At any rate, as an author, Winkler is unlikely to blow any socks off. His writing is somewhat stiff and unpracticed, his ideas tend to be scattershot and he has the tendency to recast an observation several times in slightly modified ways; though the book is clearly intended, at least to some degree, as a reflection on the human condition, Winkler's insights are mostly pretty generic. After a short interlude in italics that was "recorded in August 2010 at Firehole Ranch, Montana" (does that mean he said it into a little pocket recorder or something? It's not clear) and a few lines that seem like they might be a poem, here's how he starts chapter two:
I am most at peace on a river in Montana. I like the experience to a washing machine for my brain.

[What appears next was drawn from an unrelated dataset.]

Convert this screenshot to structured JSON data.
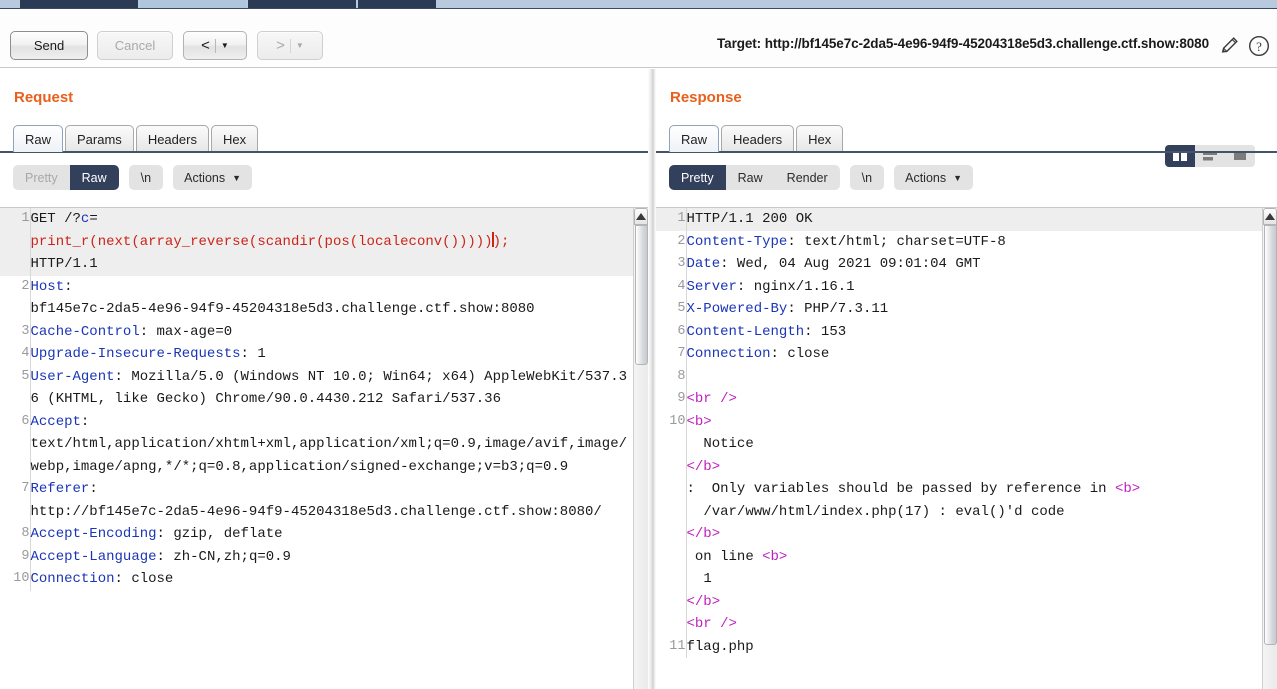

Being there is transforming. While under the Big Sky, I am only concerned with fishing and catching. If you allow your mind ot wander anywhere else, you will neither catch nor land your trout.
In Montana I am so focused on fishing that my mind is cleared of everything else.

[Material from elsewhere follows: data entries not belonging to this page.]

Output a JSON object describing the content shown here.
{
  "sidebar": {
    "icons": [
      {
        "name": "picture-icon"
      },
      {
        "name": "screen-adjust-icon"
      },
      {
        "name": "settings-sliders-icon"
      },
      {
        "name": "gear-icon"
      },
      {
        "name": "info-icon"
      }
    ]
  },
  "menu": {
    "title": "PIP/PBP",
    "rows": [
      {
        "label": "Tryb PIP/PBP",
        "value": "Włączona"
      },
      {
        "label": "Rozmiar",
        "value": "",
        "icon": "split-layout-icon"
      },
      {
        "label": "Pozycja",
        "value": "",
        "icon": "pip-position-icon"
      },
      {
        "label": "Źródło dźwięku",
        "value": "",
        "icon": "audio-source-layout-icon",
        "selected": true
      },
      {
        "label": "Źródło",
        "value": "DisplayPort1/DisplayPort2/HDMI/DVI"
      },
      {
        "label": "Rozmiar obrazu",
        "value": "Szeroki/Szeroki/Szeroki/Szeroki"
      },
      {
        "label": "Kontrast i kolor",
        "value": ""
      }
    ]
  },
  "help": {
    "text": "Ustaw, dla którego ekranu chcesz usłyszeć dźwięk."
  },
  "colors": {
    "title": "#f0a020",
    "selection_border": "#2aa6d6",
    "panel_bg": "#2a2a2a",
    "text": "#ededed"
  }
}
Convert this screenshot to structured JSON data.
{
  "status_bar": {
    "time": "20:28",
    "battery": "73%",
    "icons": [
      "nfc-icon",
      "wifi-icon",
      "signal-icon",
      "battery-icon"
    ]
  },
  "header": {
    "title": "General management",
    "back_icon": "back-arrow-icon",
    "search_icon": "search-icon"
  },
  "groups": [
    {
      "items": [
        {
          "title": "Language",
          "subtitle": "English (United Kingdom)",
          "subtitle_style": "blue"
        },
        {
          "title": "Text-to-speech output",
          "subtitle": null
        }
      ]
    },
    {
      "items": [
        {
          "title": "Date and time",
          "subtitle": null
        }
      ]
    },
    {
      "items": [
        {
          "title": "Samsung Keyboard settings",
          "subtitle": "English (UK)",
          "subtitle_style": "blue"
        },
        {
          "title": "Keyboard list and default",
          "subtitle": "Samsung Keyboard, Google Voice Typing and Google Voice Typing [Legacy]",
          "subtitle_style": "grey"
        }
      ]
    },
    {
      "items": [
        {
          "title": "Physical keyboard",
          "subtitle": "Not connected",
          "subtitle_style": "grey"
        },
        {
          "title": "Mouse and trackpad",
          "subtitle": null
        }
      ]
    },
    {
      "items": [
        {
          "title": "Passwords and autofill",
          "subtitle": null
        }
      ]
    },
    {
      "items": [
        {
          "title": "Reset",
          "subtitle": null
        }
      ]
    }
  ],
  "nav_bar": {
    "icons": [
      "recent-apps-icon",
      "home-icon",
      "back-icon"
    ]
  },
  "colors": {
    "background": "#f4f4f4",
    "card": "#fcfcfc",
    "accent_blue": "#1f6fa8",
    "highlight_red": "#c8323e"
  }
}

The chapter is pretty much devoted (like the book) to the zen of fishing -- as is obligatory, Winkler throws out a nod to A River Runs through It -- while WInkler also includes smaller digressions into the lore of lures, living in big cities and how he failed to follow his gut when he took the job of directing Turner & Hooch (he got fired). That actually seems to be the moral, here: to follow your gut.
Though his words are his own, he does benefit, in a way, from the help of one outside contributor: His wife, who writes the introduction. Not because she improves his writing, but because -- like Winkler's Nature photography, which occupies about a third of the page count -- it lends the book a more personal dimension, and one that, ultimately, makes it kind of worthwhile.
More than anything else, the value of I've Never Met an Idiot on the River is its look into the genuinely likable-seeming personality behind one of television's most beloved characters, a friendly guy, a family guy, easygoing, amiable and refreshingly unpretentious. In spite of my own elitism, I more than once found myself smiling -- not at a joke or anything, but just because the guy seems so darn nice.
It's less a memoir than a scrapbook, a charmingly laid-back tribute to a place that's obviously meant a lot to its author, even if the ways he expresses it are less than profound.